Suddenly the woman began to laugh. “Well… It doesn’t matter, really. I mean, it’s important to me, of course, but it’s not something that other people can make sense of.”
“Can you tell me if it’s not private?” said the smiling driver. Curiosity was a gap in the wall of the human mind, and if it isn’t filled, the wall could not remain calm and solid.
“The time has come, I must keep my promise.” Looking at her watch once more, the woman began to walk, looking around. When she came to the middle of the field, she stopped. The fingers she took to her neck untied the chain of a necklace. She bent down and dug the ground slightly, put the shiny object out of her neck into the pit and covered it up. The driver was watching what happened in amazement.
“You left your necklace!”
She nodded her head, smiling as if she had done an ordinary job. “I was able to keep my promise in the third year.” she said, relieved. “Oath of the golden seed…” she added, focusing on the driver’s face, which was looking confusedly.
“What’s that?”
The woman answered the question with a question. “Do you have children?”
In the dream of the driver, the children in the house came to life.
“Yes, I have two children.”
“You must have seen how vast the imagination of theirs are.”
He was giving preference to watching TV instead of playing with his children who were coming and asking him to play with them. He was scolding those innocent minds who were telling things excitedly by saying, “Don’t be ridiculous!”. He bowed his head in embarrassment and blinked his eyes to disrupt the scene.
“Right…” he said. “Their minds are free, not filled with thousands of problems like ours.”

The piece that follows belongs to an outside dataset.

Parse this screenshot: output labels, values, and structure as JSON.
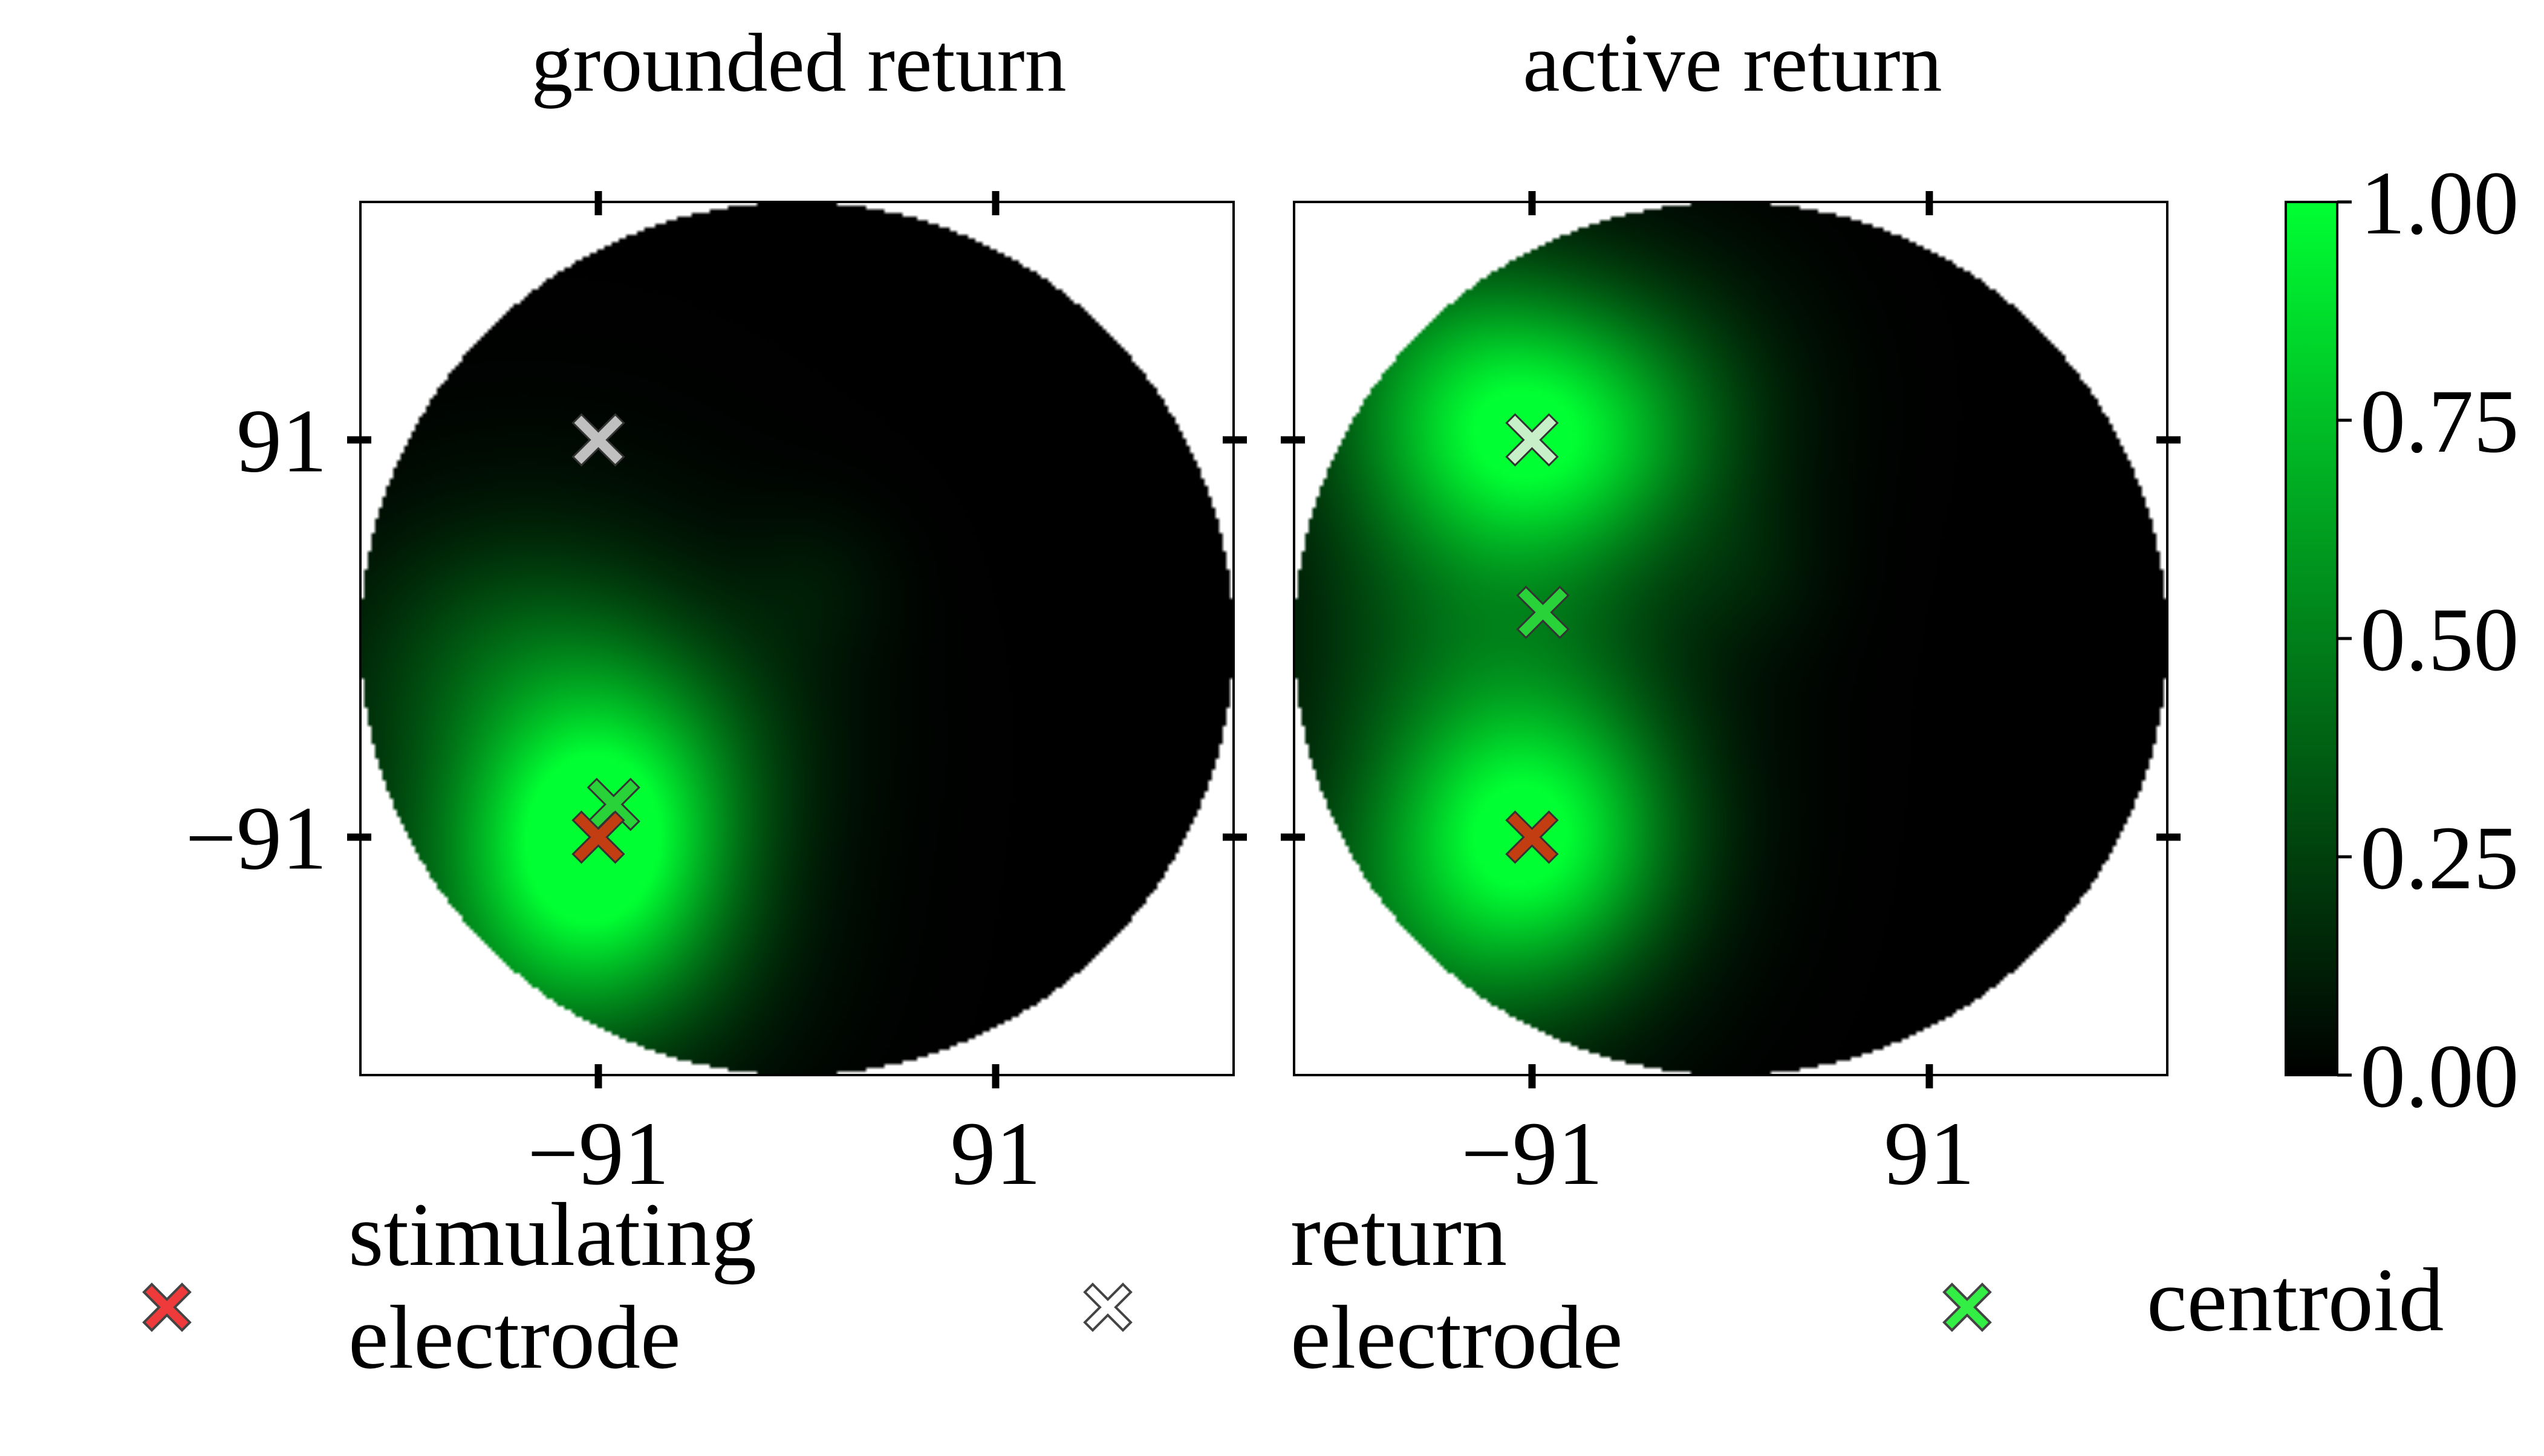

“My brother passed away three years ago, today and the minute I buried the necklace.” She frowned for a moment, her voice vaguely hoarse, but she swallowed and her sorrow was shrouded. “He had been receiving cancer treatment for a long time. Before his death, he wanted me to make a promise.”
The driver remained silent. This was an unnamed mourning for a child he didn’t know.
“Every year I will walk into a random field and bury a golden jewel. The owner will find this jewelry and if he is having a hard time, the jewel will be support him to overcome this hardship. And if he wouldn’t need it, he will remember that one day he may fall and that God’s help will never leave him alone. Yes… That’s what he said. If he had lived, we would have done it together.”
The breeze was blowing her hair out. The air made its presence felt on their skin like a father stroking his child’s head. After a short silence, the man asked, “So why the field?”.
“Sometimes he was nauseated by medicines. He didn’t want to eat anything at that time. My mother used to talk about the benefits of grain to convince him to eat. And thus, my brother admired the farmers over time. There were always fields in the paintings he drew, you should have seen them, the wheat he drew with the golden color he obtained by mixing yellow and orange crayons… “
Feeling a hot drop rolling down his cheek, the driver took a deep breath, his lungs trembled. “We say, ‘May God forgive his/her sins.’ for our dead, but what could be the sin of an angel that he should be forgiven? May God bestow his blessings on him in paradise, and forgive our sins.”
“Amen,” she said, crying, looking at her feet.
Her rush in the morning had left its place to a pure tranquility. She followed the driver out of the field. Inside of her, there were both longing, and joy in being able to keep her promise this year. Maybe her little brother’s body wasn’t alive, but she was going to keep his golden heart alive in the golden seeds.